The protections the Code provides are likely greater than the stats suggest, as we know other firms that have not yet signed up are working towards the Code’s principles and we know that work needs to be done in terms of the data collected.
By broadening participation through updates to the Code and firms who can, becoming signatories, working collaboratively to define the success measures and implementing the Code in its entirety we can see the Code’s full potential be realised.
We are working with the industry to define these success measures, ensuring that we don’t lose sight of the vital importance of prevention and detection measures in the fight against APP scams. Not only so we can see what elements of it are having the most impact but so we are able to ensure that the Code can evolve as is needed over time to ensure it is robust and continues to provide much needed protections for consumers.
This is not simply a refund code. Scam victims often suffer emotional distress, with feelings of guilt, shame, worry and embarrassment all too common – feelings that can’t be expunged through reimbursement. Effective detection and prevention measures are critical to averting this distress. We must also keep in mind that even when customers have been reimbursed, the original money may have been lost to the scammer, in many instances funding organised crime. We are going to undertake work to look deeper into effective warnings to ultimately ensure that these scams are prevented from succeeding in the first place.
Significant progress is being made by signatory firms on the actions from our follow-up review.
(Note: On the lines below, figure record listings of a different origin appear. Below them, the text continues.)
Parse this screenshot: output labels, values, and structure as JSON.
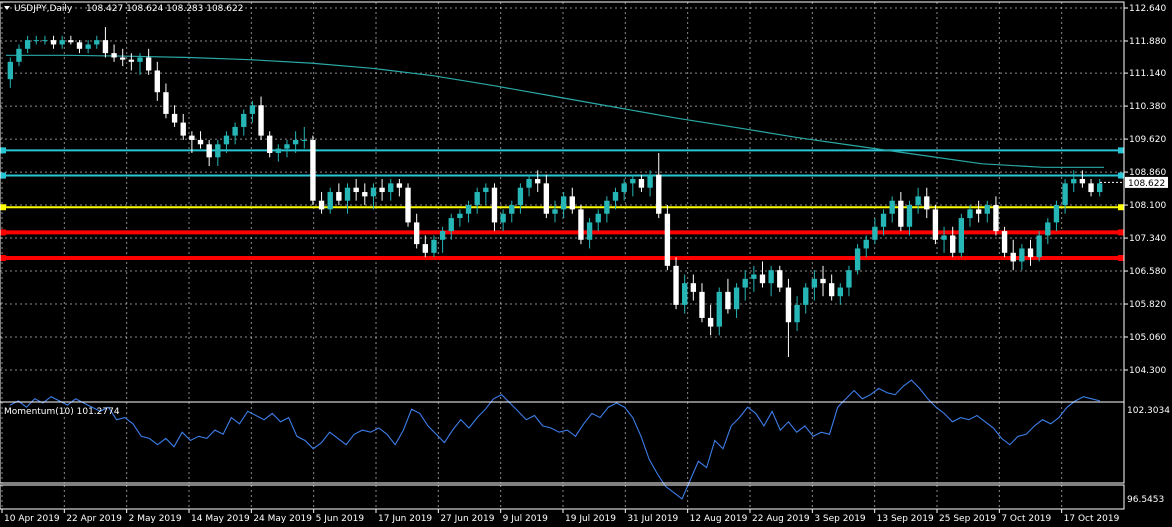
{
  "header": {
    "symbol_label": "USDJPY,Daily",
    "ohlc_label": "108.427 108.624 108.283 108.622"
  },
  "indicator": {
    "label": "Momentum(10) 101.2774",
    "ytick_top": "102.3034",
    "ytick_bottom": "96.5453"
  },
  "colors": {
    "background": "#000000",
    "grid": "#ffffff",
    "bull": "#26b6b6",
    "bear": "#ffffff",
    "ma": "#2aa9a6",
    "cyan_level": "#28c5d5",
    "yellow_level": "#ffff00",
    "red_level": "#ff0000",
    "momentum": "#3d7de8",
    "price_tag_bg": "#ffffff"
  },
  "chart_data": [
    {
      "type": "candlestick",
      "title": "USDJPY,Daily",
      "ylim": [
        104.3,
        112.64
      ],
      "y_ticks": [
        "112.640",
        "111.880",
        "111.140",
        "110.380",
        "109.620",
        "108.860",
        "108.100",
        "107.340",
        "106.580",
        "105.820",
        "105.060",
        "104.300"
      ],
      "x_ticks": [
        "10 Apr 2019",
        "22 Apr 2019",
        "2 May 2019",
        "14 May 2019",
        "24 May 2019",
        "5 Jun 2019",
        "17 Jun 2019",
        "27 Jun 2019",
        "9 Jul 2019",
        "19 Jul 2019",
        "31 Jul 2019",
        "12 Aug 2019",
        "22 Aug 2019",
        "3 Sep 2019",
        "13 Sep 2019",
        "25 Sep 2019",
        "7 Oct 2019",
        "17 Oct 2019"
      ],
      "current_price": "108.622",
      "moving_average": [
        111.55,
        111.55,
        111.53,
        111.5,
        111.45,
        111.37,
        111.25,
        111.08,
        110.85,
        110.6,
        110.35,
        110.1,
        109.88,
        109.65,
        109.45,
        109.25,
        109.05,
        108.97,
        108.97
      ],
      "horizontal_levels": [
        {
          "price": 109.36,
          "color": "cyan"
        },
        {
          "price": 108.78,
          "color": "cyan"
        },
        {
          "price": 108.05,
          "color": "yellow"
        },
        {
          "price": 107.47,
          "color": "red"
        },
        {
          "price": 106.88,
          "color": "red"
        }
      ],
      "candles": [
        [
          111.0,
          111.5,
          110.8,
          111.4
        ],
        [
          111.4,
          111.8,
          111.3,
          111.7
        ],
        [
          111.7,
          112.0,
          111.6,
          111.9
        ],
        [
          111.9,
          112.0,
          111.8,
          111.9
        ],
        [
          111.9,
          112.0,
          111.8,
          111.9
        ],
        [
          111.9,
          112.0,
          111.7,
          111.8
        ],
        [
          111.8,
          112.0,
          111.7,
          111.9
        ],
        [
          111.9,
          112.0,
          111.8,
          111.85
        ],
        [
          111.85,
          111.9,
          111.6,
          111.7
        ],
        [
          111.7,
          111.9,
          111.6,
          111.8
        ],
        [
          111.8,
          112.0,
          111.7,
          111.9
        ],
        [
          111.9,
          112.2,
          111.5,
          111.6
        ],
        [
          111.6,
          111.8,
          111.4,
          111.5
        ],
        [
          111.5,
          111.7,
          111.3,
          111.45
        ],
        [
          111.45,
          111.6,
          111.2,
          111.4
        ],
        [
          111.4,
          111.6,
          111.1,
          111.5
        ],
        [
          111.5,
          111.7,
          111.1,
          111.2
        ],
        [
          111.2,
          111.4,
          110.5,
          110.7
        ],
        [
          110.7,
          110.9,
          110.1,
          110.2
        ],
        [
          110.2,
          110.4,
          109.9,
          110.0
        ],
        [
          110.0,
          110.2,
          109.6,
          109.7
        ],
        [
          109.7,
          109.8,
          109.3,
          109.6
        ],
        [
          109.6,
          109.8,
          109.4,
          109.5
        ],
        [
          109.5,
          109.6,
          109.0,
          109.2
        ],
        [
          109.2,
          109.6,
          109.0,
          109.5
        ],
        [
          109.5,
          109.8,
          109.3,
          109.7
        ],
        [
          109.7,
          110.0,
          109.5,
          109.9
        ],
        [
          109.9,
          110.3,
          109.7,
          110.2
        ],
        [
          110.2,
          110.5,
          110.0,
          110.4
        ],
        [
          110.4,
          110.6,
          109.6,
          109.7
        ],
        [
          109.7,
          109.8,
          109.2,
          109.3
        ],
        [
          109.3,
          109.5,
          109.1,
          109.4
        ],
        [
          109.4,
          109.6,
          109.2,
          109.5
        ],
        [
          109.5,
          109.8,
          109.3,
          109.6
        ],
        [
          109.6,
          109.9,
          109.4,
          109.6
        ],
        [
          109.6,
          109.7,
          108.1,
          108.2
        ],
        [
          108.2,
          108.4,
          107.9,
          108.0
        ],
        [
          108.0,
          108.5,
          107.9,
          108.4
        ],
        [
          108.4,
          108.6,
          108.1,
          108.2
        ],
        [
          108.2,
          108.6,
          107.9,
          108.5
        ],
        [
          108.5,
          108.7,
          108.2,
          108.4
        ],
        [
          108.4,
          108.6,
          108.1,
          108.3
        ],
        [
          108.3,
          108.6,
          108.0,
          108.5
        ],
        [
          108.5,
          108.7,
          108.2,
          108.4
        ],
        [
          108.4,
          108.7,
          108.2,
          108.6
        ],
        [
          108.6,
          108.7,
          108.3,
          108.5
        ],
        [
          108.5,
          108.6,
          107.6,
          107.7
        ],
        [
          107.7,
          107.9,
          107.1,
          107.2
        ],
        [
          107.2,
          107.4,
          106.9,
          107.0
        ],
        [
          107.0,
          107.4,
          106.9,
          107.3
        ],
        [
          107.3,
          107.6,
          107.0,
          107.5
        ],
        [
          107.5,
          107.9,
          107.3,
          107.8
        ],
        [
          107.8,
          108.0,
          107.6,
          107.9
        ],
        [
          107.9,
          108.2,
          107.7,
          108.1
        ],
        [
          108.1,
          108.5,
          107.9,
          108.4
        ],
        [
          108.4,
          108.6,
          108.1,
          108.5
        ],
        [
          108.5,
          108.6,
          107.5,
          107.7
        ],
        [
          107.7,
          108.0,
          107.5,
          107.9
        ],
        [
          107.9,
          108.2,
          107.7,
          108.1
        ],
        [
          108.1,
          108.6,
          107.9,
          108.5
        ],
        [
          108.5,
          108.8,
          108.3,
          108.7
        ],
        [
          108.7,
          108.9,
          108.4,
          108.6
        ],
        [
          108.6,
          108.8,
          107.8,
          107.9
        ],
        [
          107.9,
          108.2,
          107.7,
          108.0
        ],
        [
          108.0,
          108.4,
          107.8,
          108.3
        ],
        [
          108.3,
          108.5,
          107.9,
          108.0
        ],
        [
          108.0,
          108.1,
          107.2,
          107.3
        ],
        [
          107.3,
          107.8,
          107.1,
          107.7
        ],
        [
          107.7,
          108.0,
          107.5,
          107.9
        ],
        [
          107.9,
          108.3,
          107.7,
          108.2
        ],
        [
          108.2,
          108.5,
          108.0,
          108.4
        ],
        [
          108.4,
          108.7,
          108.2,
          108.6
        ],
        [
          108.6,
          108.8,
          108.3,
          108.7
        ],
        [
          108.7,
          108.8,
          108.4,
          108.5
        ],
        [
          108.5,
          108.9,
          108.3,
          108.8
        ],
        [
          108.8,
          109.3,
          107.8,
          107.9
        ],
        [
          107.9,
          108.1,
          106.6,
          106.7
        ],
        [
          106.7,
          106.9,
          105.7,
          105.8
        ],
        [
          105.8,
          106.5,
          105.6,
          106.3
        ],
        [
          106.3,
          106.5,
          105.9,
          106.1
        ],
        [
          106.1,
          106.3,
          105.4,
          105.5
        ],
        [
          105.5,
          105.8,
          105.1,
          105.3
        ],
        [
          105.3,
          106.2,
          105.1,
          106.1
        ],
        [
          106.1,
          106.4,
          105.6,
          105.7
        ],
        [
          105.7,
          106.3,
          105.5,
          106.2
        ],
        [
          106.2,
          106.6,
          105.9,
          106.4
        ],
        [
          106.4,
          106.7,
          106.1,
          106.5
        ],
        [
          106.5,
          106.8,
          106.2,
          106.3
        ],
        [
          106.3,
          106.7,
          106.0,
          106.6
        ],
        [
          106.6,
          106.7,
          106.1,
          106.2
        ],
        [
          106.2,
          106.4,
          104.6,
          105.4
        ],
        [
          105.4,
          106.0,
          105.2,
          105.8
        ],
        [
          105.8,
          106.3,
          105.6,
          106.2
        ],
        [
          106.2,
          106.6,
          105.9,
          106.4
        ],
        [
          106.4,
          106.7,
          106.0,
          106.3
        ],
        [
          106.3,
          106.5,
          105.9,
          106.0
        ],
        [
          106.0,
          106.3,
          105.8,
          106.2
        ],
        [
          106.2,
          106.7,
          106.0,
          106.6
        ],
        [
          106.6,
          107.2,
          106.5,
          107.1
        ],
        [
          107.1,
          107.4,
          106.9,
          107.3
        ],
        [
          107.3,
          107.8,
          107.2,
          107.6
        ],
        [
          107.6,
          108.0,
          107.4,
          107.9
        ],
        [
          107.9,
          108.3,
          107.7,
          108.2
        ],
        [
          108.2,
          108.4,
          107.5,
          107.6
        ],
        [
          107.6,
          108.2,
          107.4,
          108.1
        ],
        [
          108.1,
          108.5,
          107.9,
          108.3
        ],
        [
          108.3,
          108.5,
          107.8,
          108.0
        ],
        [
          108.0,
          108.1,
          107.2,
          107.3
        ],
        [
          107.3,
          107.6,
          107.0,
          107.4
        ],
        [
          107.4,
          107.6,
          106.9,
          107.0
        ],
        [
          107.0,
          107.9,
          106.9,
          107.8
        ],
        [
          107.8,
          108.1,
          107.6,
          108.0
        ],
        [
          108.0,
          108.2,
          107.7,
          107.9
        ],
        [
          107.9,
          108.2,
          107.7,
          108.1
        ],
        [
          108.1,
          108.3,
          107.4,
          107.5
        ],
        [
          107.5,
          107.6,
          106.9,
          107.0
        ],
        [
          107.0,
          107.3,
          106.6,
          106.8
        ],
        [
          106.8,
          107.2,
          106.6,
          107.1
        ],
        [
          107.1,
          107.3,
          106.7,
          106.9
        ],
        [
          106.9,
          107.5,
          106.8,
          107.4
        ],
        [
          107.4,
          107.8,
          107.2,
          107.7
        ],
        [
          107.7,
          108.2,
          107.5,
          108.1
        ],
        [
          108.1,
          108.7,
          107.9,
          108.6
        ],
        [
          108.6,
          108.9,
          108.4,
          108.7
        ],
        [
          108.7,
          108.9,
          108.5,
          108.6
        ],
        [
          108.6,
          108.7,
          108.3,
          108.4
        ],
        [
          108.4,
          108.7,
          108.3,
          108.6
        ]
      ]
    },
    {
      "type": "line",
      "title": "Momentum(10) 101.2774",
      "ylim": [
        96.5453,
        102.3034
      ],
      "series": [
        {
          "values": [
            101.1,
            101.3,
            101.0,
            101.4,
            101.2,
            101.5,
            101.3,
            101.1,
            101.4,
            101.2,
            101.0,
            100.8,
            101.0,
            100.4,
            100.5,
            100.2,
            99.6,
            99.5,
            99.2,
            99.5,
            99.1,
            99.8,
            99.4,
            99.6,
            99.5,
            99.9,
            99.7,
            100.5,
            100.2,
            100.8,
            100.6,
            100.4,
            100.7,
            100.3,
            100.5,
            99.6,
            99.4,
            99.0,
            99.3,
            99.8,
            99.5,
            99.2,
            99.7,
            99.9,
            99.8,
            100.0,
            99.7,
            99.2,
            99.9,
            100.9,
            100.7,
            100.1,
            99.7,
            99.3,
            99.9,
            100.4,
            100.0,
            100.5,
            100.9,
            101.4,
            101.6,
            101.2,
            100.8,
            100.4,
            100.6,
            100.1,
            100.0,
            99.8,
            99.9,
            99.6,
            100.2,
            100.7,
            100.5,
            101.0,
            101.2,
            101.0,
            100.5,
            99.6,
            98.5,
            97.8,
            97.2,
            96.9,
            96.6,
            97.5,
            98.4,
            98.1,
            99.4,
            99.0,
            100.1,
            100.5,
            101.0,
            100.7,
            100.1,
            100.8,
            99.9,
            100.3,
            99.8,
            100.1,
            99.6,
            99.8,
            99.7,
            101.0,
            101.4,
            101.8,
            101.4,
            101.6,
            101.9,
            101.7,
            101.6,
            102.0,
            102.3,
            101.9,
            101.4,
            101.0,
            100.7,
            100.3,
            100.5,
            100.4,
            100.6,
            100.3,
            100.0,
            99.5,
            99.2,
            99.6,
            99.7,
            100.1,
            100.4,
            100.2,
            100.5,
            101.0,
            101.3,
            101.5,
            101.4,
            101.3
          ]
        }
      ]
    }
  ]
}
We know there are industry calls being made to see reimbursement protection become universal, potentially by making the Code mandatory, but no decision has yet been reached. Mandatory or not – the work that has been done to date has and will continue to protect customers from these devastating scams.
Tackling APP scams is, and should remain, a collaborative effort. We look forward to continuing to work with the industry to ensure that consumer protections remain at the top of the agenda.